I shook my head, and he went on as if he were afraid that a stop might prove fatal to another start.
"It sure isn't any of my butt-in, but I don't believe you ought to dodge the home town, Bert. There are a lot of good people there, and if I were in your fix, I believe I'd want to go and bully it out right where it happened. You've bought your little chunk of experience and paid for it, and now you're a free man just like the rest of us. You want to buck up, and tell them that don't like it to go straight plumb to the dickens."
There was ample reason why he should take this tone with me if he felt like it. I looked like a derelict and was acting like one. Moreover, I was tormented to the verge of madness by the fear that the conductor might come along on a ticket-punching tour, and that by this means Barton would learn my ultimate destination—which would be equivalent, I fancied, to publishing it in the Glendale Daily Courier.
"Cut it out!" I said gruffly. "If Glendale were the last place in the universe, I wouldn't go back there."
He dropped the argument with perfect good-humor, and even made apology. "I take it all back; it's none of my business. Of course, you know best what you want to do. You're a free man, as I say, and can go where you please."
His repetition of this "free man" phrase suddenly opened my eyes. He had forgotten, as doubtless a good many others had, all about the indeterminate sentence and its terms, if, indeed, he—and the others—had ever known anything about its conditions. It was not to be wondered at. Three years and a half will ordinarily blot the best of us out of remembrance—at least as to details.
It was at this point that I twisted the talk by thrusting in a question of my own.
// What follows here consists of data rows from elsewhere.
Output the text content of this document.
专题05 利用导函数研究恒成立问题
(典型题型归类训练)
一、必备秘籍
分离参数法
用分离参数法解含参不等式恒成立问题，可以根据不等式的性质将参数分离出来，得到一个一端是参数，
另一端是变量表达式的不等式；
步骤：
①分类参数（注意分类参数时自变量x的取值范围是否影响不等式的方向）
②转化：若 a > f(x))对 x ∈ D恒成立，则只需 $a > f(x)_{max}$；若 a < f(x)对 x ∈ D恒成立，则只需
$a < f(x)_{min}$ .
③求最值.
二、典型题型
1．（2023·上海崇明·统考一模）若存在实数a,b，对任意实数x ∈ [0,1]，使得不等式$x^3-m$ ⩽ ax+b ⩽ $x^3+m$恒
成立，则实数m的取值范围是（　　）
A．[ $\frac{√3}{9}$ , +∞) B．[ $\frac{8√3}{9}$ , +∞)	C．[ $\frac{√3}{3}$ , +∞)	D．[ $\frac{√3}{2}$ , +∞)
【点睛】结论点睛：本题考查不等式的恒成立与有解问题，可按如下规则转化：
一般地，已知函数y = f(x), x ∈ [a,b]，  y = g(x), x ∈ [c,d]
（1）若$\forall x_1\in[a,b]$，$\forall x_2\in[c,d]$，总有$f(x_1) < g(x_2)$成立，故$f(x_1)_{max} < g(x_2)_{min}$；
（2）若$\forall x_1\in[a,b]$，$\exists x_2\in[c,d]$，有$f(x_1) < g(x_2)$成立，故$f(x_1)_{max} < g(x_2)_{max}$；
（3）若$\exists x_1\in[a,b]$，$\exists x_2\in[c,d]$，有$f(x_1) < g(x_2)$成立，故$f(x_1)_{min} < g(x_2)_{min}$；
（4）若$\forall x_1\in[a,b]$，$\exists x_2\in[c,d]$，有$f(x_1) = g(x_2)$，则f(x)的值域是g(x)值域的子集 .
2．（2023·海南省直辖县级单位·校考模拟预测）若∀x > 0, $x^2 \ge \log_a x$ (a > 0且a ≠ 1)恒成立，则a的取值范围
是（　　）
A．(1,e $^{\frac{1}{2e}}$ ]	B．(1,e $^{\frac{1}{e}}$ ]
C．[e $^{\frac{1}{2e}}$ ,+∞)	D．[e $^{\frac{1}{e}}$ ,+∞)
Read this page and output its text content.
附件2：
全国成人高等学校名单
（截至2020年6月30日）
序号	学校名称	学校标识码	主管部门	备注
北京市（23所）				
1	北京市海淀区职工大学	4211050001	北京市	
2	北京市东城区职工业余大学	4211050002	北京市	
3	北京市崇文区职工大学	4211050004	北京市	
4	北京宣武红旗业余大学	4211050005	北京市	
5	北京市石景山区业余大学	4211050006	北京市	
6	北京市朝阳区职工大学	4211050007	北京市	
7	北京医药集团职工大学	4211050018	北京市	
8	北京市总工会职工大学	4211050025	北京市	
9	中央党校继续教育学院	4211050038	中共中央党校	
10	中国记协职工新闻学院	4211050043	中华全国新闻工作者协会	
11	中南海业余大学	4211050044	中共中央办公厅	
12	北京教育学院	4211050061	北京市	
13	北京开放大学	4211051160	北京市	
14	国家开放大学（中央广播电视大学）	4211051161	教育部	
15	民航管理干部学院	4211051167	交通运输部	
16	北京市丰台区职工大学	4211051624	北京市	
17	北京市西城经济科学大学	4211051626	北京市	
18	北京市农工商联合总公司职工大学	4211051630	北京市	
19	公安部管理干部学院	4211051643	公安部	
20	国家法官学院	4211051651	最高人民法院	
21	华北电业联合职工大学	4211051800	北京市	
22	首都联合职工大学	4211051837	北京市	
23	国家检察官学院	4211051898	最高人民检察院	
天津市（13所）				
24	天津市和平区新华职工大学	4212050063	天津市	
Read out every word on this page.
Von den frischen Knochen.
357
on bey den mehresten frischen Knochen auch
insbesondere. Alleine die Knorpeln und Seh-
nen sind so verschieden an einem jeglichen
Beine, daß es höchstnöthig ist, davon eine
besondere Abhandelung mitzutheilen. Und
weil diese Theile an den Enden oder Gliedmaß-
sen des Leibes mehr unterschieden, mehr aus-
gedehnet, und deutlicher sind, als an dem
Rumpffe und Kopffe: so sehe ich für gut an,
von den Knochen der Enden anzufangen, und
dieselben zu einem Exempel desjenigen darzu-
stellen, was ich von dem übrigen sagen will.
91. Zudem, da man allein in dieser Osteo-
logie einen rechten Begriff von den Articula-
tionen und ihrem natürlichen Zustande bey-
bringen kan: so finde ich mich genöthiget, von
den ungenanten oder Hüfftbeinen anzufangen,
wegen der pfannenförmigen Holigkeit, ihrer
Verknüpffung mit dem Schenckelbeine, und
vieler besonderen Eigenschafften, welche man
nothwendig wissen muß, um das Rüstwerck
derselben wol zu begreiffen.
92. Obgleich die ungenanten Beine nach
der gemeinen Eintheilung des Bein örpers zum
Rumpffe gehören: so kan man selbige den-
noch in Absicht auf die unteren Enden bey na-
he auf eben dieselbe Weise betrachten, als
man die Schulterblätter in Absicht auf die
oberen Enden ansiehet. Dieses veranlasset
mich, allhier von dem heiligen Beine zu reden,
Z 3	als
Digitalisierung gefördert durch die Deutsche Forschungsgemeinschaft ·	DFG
"No; I haven't been in Glendale right lately—been out on the road for a couple of weeks," was Barton's answer to the question. "We've widened the old wagon-shop out some few lines since you knew us, and I've been making a round of the agencies. I was in the big city last night and got a wire to go to St. Louis. The wire got balled up somewhere, and I didn't get it until late at night. Made me hustle, too. I'd been out of the city for the day and didn't get back to the Marlborough until nearly midnight."
This bit of detail made no impression upon me at the moment because I was too busy with the thoughts suggested by the fact that I might have Barton with me all day. Returning to Glendale at the end of his round, he would be sure to talk, and in due time the prison authorities would learn that I had been last seen in St. Louis. This accidental meeting with Barton figured as a crude misfortune, but I saw no way to mitigate it.
About this time came the first call for breakfast in the dining-car, and I hoped this would relieve me of Barton's presence, for a while, at any rate. But I was reckoning altogether without my host.